ミナミ 「もしご縁があって結婚した場合には、できればお家のことに専念したいなという希望があって。女性に対してどうしてほしいとか希望はあります?」
長谷川 「自分としては相手に合わせたいと思ってますね」

 一族同居でも専業主婦にこだわるミナミさん。「絶対に働きたくない!」という本気がビンビン伝わってくる。ミナミさんにとって、長谷川さんは条件にピッタリ。2人は交際を始めることにした。しかし、2回目のデート後にミナミさんが植草代表へ送ったメールは不穏だった。長谷川さんへの不満が長々と綴られていたのだ。特にインパクト大だったのは、以下の文章である。

「Tシャツや寝具は、ヨーカドーで購入、家電や靴下はネットで購入している。資産が多い人や富裕層に限って、ケチが多いという説は、本当かも知れない、と思った」

 植草代表は、さすがにミナミさんを諌めた。

「寝具とかTシャツをヨーカドーで買ってるっていうことなんだけど、それは別にいいんじゃないの? それは別に一般的だからケチではないよ。あなたにごちそうもしてくれないっていうんだったらケチって言われてもしょうがないけど、ごちそうしてくれてるからケチじゃないじゃない」(植草)

 ミナミさんのメールを読んで、筆者は震えた。ケチと堅実はまったく違うし、自分にお金をかけない男はむしろ婚活市場では好感度が上がるはずである。ブランド物を買いまくるよりよっぽどいい。無駄金を使わない上にごちそうをしてくれたのだから、それって最高なのでは? というか、それ以前にヨーカドーは別に安くない。西友やオオゼキと比べると、むしろ割高だ。資産家に夢を見る彼女は、ハイブランドですべて揃える良家に嫁ぎたいと思っているのかもしれない。世間知らずなミナミさん。ヨーカドーに文句を言う人が専業主婦希望なのも不安である。

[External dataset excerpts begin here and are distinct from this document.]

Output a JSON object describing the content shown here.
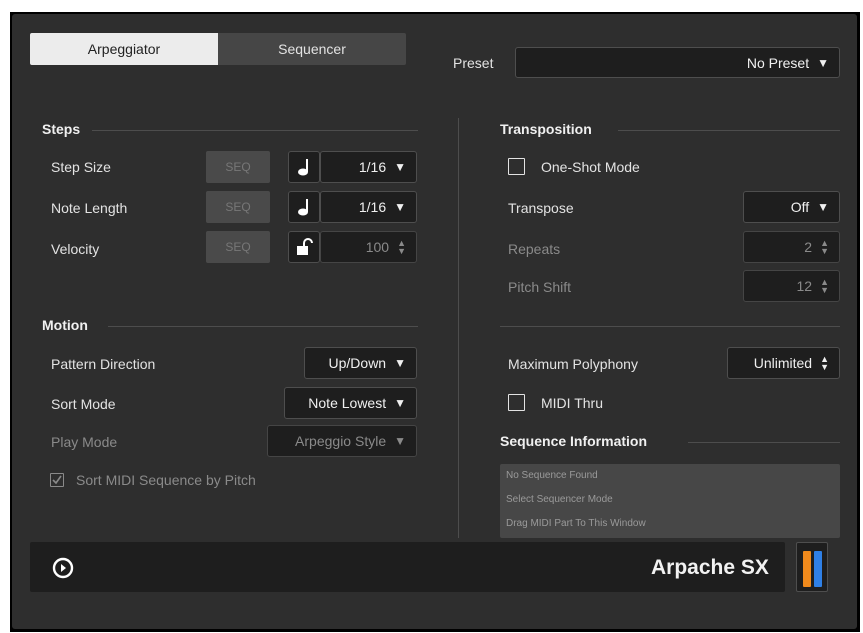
{
  "tabs": {
    "arpeggiator": "Arpeggiator",
    "sequencer": "Sequencer"
  },
  "preset": {
    "label": "Preset",
    "value": "No Preset",
    "arrow": "▼"
  },
  "steps": {
    "title": "Steps",
    "step_size": {
      "label": "Step Size",
      "seq": "SEQ",
      "icon": "quarter-note-icon",
      "value": "1/16"
    },
    "note_length": {
      "label": "Note Length",
      "seq": "SEQ",
      "icon": "quarter-note-icon",
      "value": "1/16"
    },
    "velocity": {
      "label": "Velocity",
      "seq": "SEQ",
      "icon": "unlock-icon",
      "value": "100"
    }
  },
  "motion": {
    "title": "Motion",
    "pattern_direction": {
      "label": "Pattern Direction",
      "value": "Up/Down"
    },
    "sort_mode": {
      "label": "Sort Mode",
      "value": "Note Lowest"
    },
    "play_mode": {
      "label": "Play Mode",
      "value": "Arpeggio Style"
    },
    "sort_midi": {
      "label": "Sort MIDI Sequence by Pitch",
      "checked": true
    }
  },
  "transposition": {
    "title": "Transposition",
    "one_shot": {
      "label": "One-Shot Mode",
      "checked": false
    },
    "transpose": {
      "label": "Transpose",
      "value": "Off"
    },
    "repeats": {
      "label": "Repeats",
      "value": "2"
    },
    "pitch_shift": {
      "label": "Pitch Shift",
      "value": "12"
    }
  },
  "polyphony": {
    "label": "Maximum Polyphony",
    "value": "Unlimited"
  },
  "midi_thru": {
    "label": "MIDI Thru",
    "checked": false
  },
  "sequence_info": {
    "title": "Sequence Information",
    "lines": [
      "No Sequence Found",
      "Select Sequencer Mode",
      "Drag MIDI Part To This Window"
    ]
  },
  "footer": {
    "brand": "Arpache SX",
    "play_icon": "play-circle-icon"
  },
  "colors": {
    "accent_orange": "#f08a1c",
    "accent_blue": "#2f80e6"
  }
}
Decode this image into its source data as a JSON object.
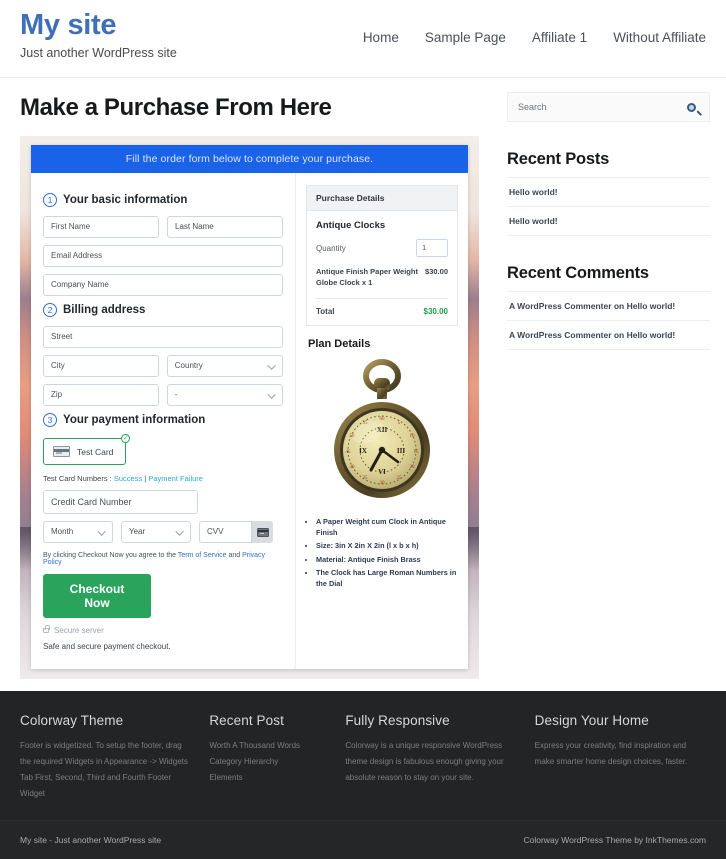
{
  "header": {
    "brand_title": "My site",
    "brand_tagline": "Just another WordPress site",
    "nav": [
      {
        "label": "Home"
      },
      {
        "label": "Sample Page"
      },
      {
        "label": "Affiliate 1"
      },
      {
        "label": "Without Affiliate"
      }
    ]
  },
  "main": {
    "page_title": "Make a Purchase From Here",
    "form": {
      "banner": "Fill the order form below to complete your purchase.",
      "step1": {
        "number": "1",
        "label": "Your basic information",
        "first_name_placeholder": "First Name",
        "last_name_placeholder": "Last Name",
        "email_placeholder": "Email Address",
        "company_placeholder": "Company Name"
      },
      "step2": {
        "number": "2",
        "label": "Billing address",
        "street_placeholder": "Street",
        "city_placeholder": "City",
        "country_placeholder": "Country",
        "zip_placeholder": "Zip",
        "state_placeholder": "-"
      },
      "step3": {
        "number": "3",
        "label": "Your payment information",
        "test_card_label": "Test Card",
        "test_numbers_prefix": "Test Card Numbers : ",
        "test_numbers_success": "Success",
        "test_numbers_separator": " | ",
        "test_numbers_failure": "Payment Failure",
        "card_number_placeholder": "Credit Card Number",
        "month_placeholder": "Month",
        "year_placeholder": "Year",
        "cvv_placeholder": "CVV",
        "terms_prefix": "By clicking Checkout Now you agree to the ",
        "terms_link1": "Term of Service",
        "terms_middle": " and ",
        "terms_link2": "Privacy Policy",
        "checkout_label": "Checkout Now",
        "secure_server": "Secure server",
        "safe_note": "Safe and secure payment checkout."
      }
    },
    "purchase_details": {
      "heading": "Purchase Details",
      "product": "Antique Clocks",
      "quantity_label": "Quantity",
      "quantity_value": "1",
      "line_item_name": "Antique Finish Paper Weight Globe Clock x 1",
      "line_item_price": "$30.00",
      "total_label": "Total",
      "total_value": "$30.00"
    },
    "plan": {
      "title": "Plan Details",
      "bullets": [
        "A Paper Weight cum Clock in Antique Finish",
        "Size: 3in X 2in X 2in (l x b x h)",
        "Material: Antique Finish Brass",
        "The Clock has Large Roman Numbers in the Dial"
      ]
    }
  },
  "sidebar": {
    "search_placeholder": "Search",
    "recent_posts_title": "Recent Posts",
    "recent_posts": [
      {
        "label": "Hello world!"
      },
      {
        "label": "Hello world!"
      }
    ],
    "recent_comments_title": "Recent Comments",
    "recent_comments": [
      {
        "label": "A WordPress Commenter on Hello world!"
      },
      {
        "label": "A WordPress Commenter on Hello world!"
      }
    ]
  },
  "footer": {
    "columns": [
      {
        "title": "Colorway Theme",
        "text": "Footer is widgetized. To setup the footer, drag the required Widgets in Appearance -> Widgets Tab First, Second, Third and Fourth Footer Widget"
      },
      {
        "title": "Recent Post",
        "items": [
          {
            "label": "Worth A Thousand Words"
          },
          {
            "label": "Category Hierarchy"
          },
          {
            "label": "Elements"
          }
        ]
      },
      {
        "title": "Fully Responsive",
        "text": "Colorway is a unique responsive WordPress theme design is fabulous enough giving your absolute reason to stay on your site."
      },
      {
        "title": "Design Your Home",
        "text": "Express your creativity, find inspiration and make smarter home design choices, faster."
      }
    ],
    "copyright_left": "My site - Just another WordPress site",
    "copyright_right": "Colorway WordPress Theme by InkThemes.com"
  },
  "colors": {
    "brand_blue": "#3f6fb5",
    "banner_blue": "#1a62e8",
    "checkout_green": "#2aa35d",
    "total_green": "#1e9e4f",
    "footer_dark": "#222425"
  }
}
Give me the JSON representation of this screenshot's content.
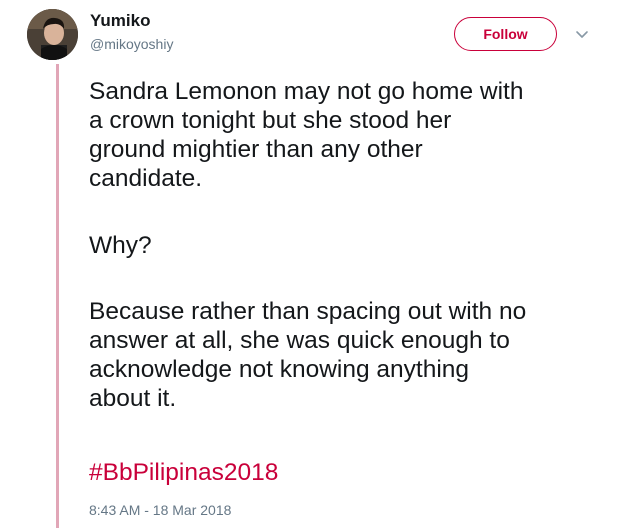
{
  "tweet": {
    "author": {
      "name": "Yumiko",
      "handle": "@mikoyoshiy"
    },
    "follow_label": "Follow",
    "text": {
      "paragraph_1": "Sandra Lemonon may not go home with\na crown tonight but she stood her\nground mightier than any other\ncandidate.",
      "paragraph_2": "Why?",
      "paragraph_3": "Because rather than spacing out with no\nanswer at all, she was quick enough to\nacknowledge not knowing anything\nabout it."
    },
    "hashtag": "#BbPilipinas2018",
    "timestamp": "8:43 AM - 18 Mar 2018"
  },
  "colors": {
    "accent": "#c9003a",
    "thread_line": "#e1a6b7",
    "secondary_text": "#657786",
    "primary_text": "#14171a"
  },
  "icons": {
    "avatar": "user-avatar",
    "menu": "chevron-down-icon"
  }
}
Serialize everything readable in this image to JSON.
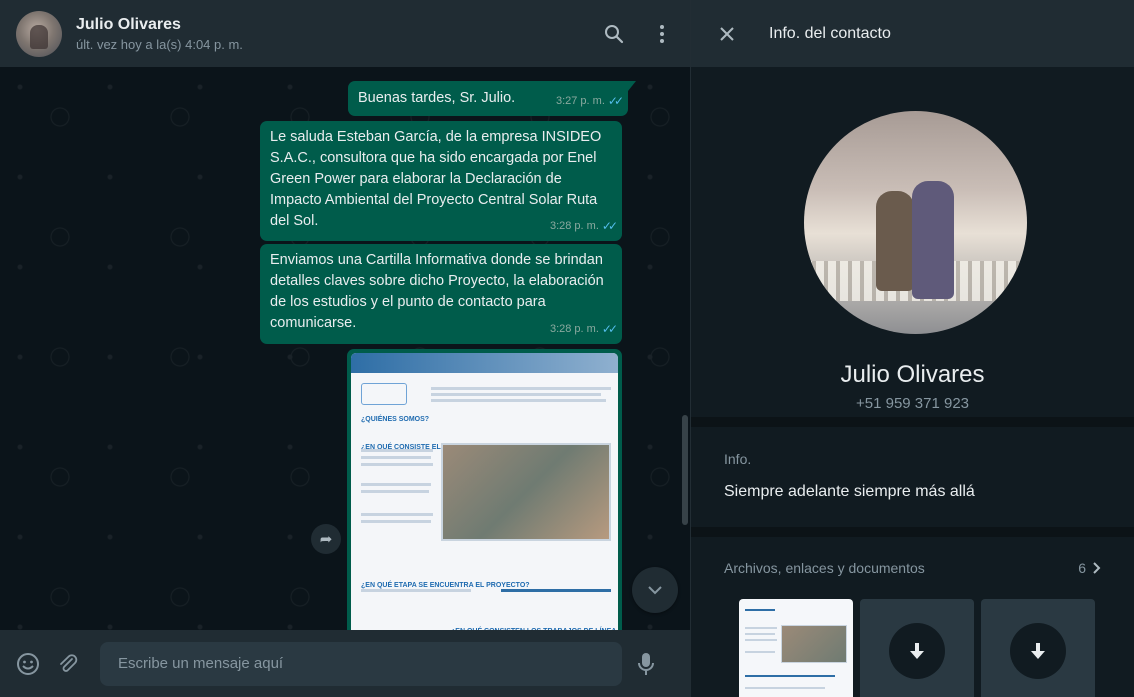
{
  "chat": {
    "contact_name": "Julio Olivares",
    "last_seen": "últ. vez hoy a la(s) 4:04 p. m.",
    "messages": [
      {
        "text": "Buenas tardes, Sr. Julio.",
        "time": "3:27 p. m."
      },
      {
        "text": "Le saluda Esteban García, de la empresa INSIDEO S.A.C., consultora que ha sido encargada por Enel Green Power para elaborar la Declaración de Impacto Ambiental del Proyecto Central Solar Ruta del Sol.",
        "time": "3:28 p. m."
      },
      {
        "text": "Enviamos una Cartilla Informativa donde se brindan detalles claves sobre dicho Proyecto, la elaboración de los estudios y el punto de contacto para comunicarse.",
        "time": "3:28 p. m."
      }
    ],
    "document_preview": {
      "headings": [
        "¿QUIÉNES SOMOS?",
        "¿EN QUÉ CONSISTE EL PROYECTO?",
        "¿EN QUÉ ETAPA SE ENCUENTRA EL PROYECTO?",
        "¿EN QUÉ CONSISTEN LOS TRABAJOS DE LÍNEA BASE?"
      ]
    },
    "composer_placeholder": "Escribe un mensaje aquí"
  },
  "info": {
    "title": "Info. del contacto",
    "name": "Julio Olivares",
    "phone": "+51 959 371 923",
    "about_label": "Info.",
    "about_text": "Siempre adelante siempre más allá",
    "files_label": "Archivos, enlaces y documentos",
    "files_count": "6"
  },
  "colors": {
    "bubble_out": "#005c4b",
    "panel": "#202c33",
    "background": "#0b141a",
    "read_ticks": "#53bdeb"
  },
  "icons": [
    "search-icon",
    "menu-icon",
    "close-icon",
    "forward-icon",
    "chevron-down-icon",
    "emoji-icon",
    "attach-icon",
    "microphone-icon",
    "chevron-right-icon",
    "download-icon"
  ]
}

 さらに、ミナミさんはスタッフに驚きの本音を告白した。

「嫌なわけじゃないんですけど、私は労働者として一生懸命働いてるわけで。多少体調が悪くても、何があっても会社員だから必死に働いてるわけですよ。でも、相手のその人(長谷川さん)はもともとお金持ちだから、そこまで自分を追い込んで働いたことあるのかなって思っちゃって。そんな住む世界が違う人とやっていけんのかなって」(ミナミさん)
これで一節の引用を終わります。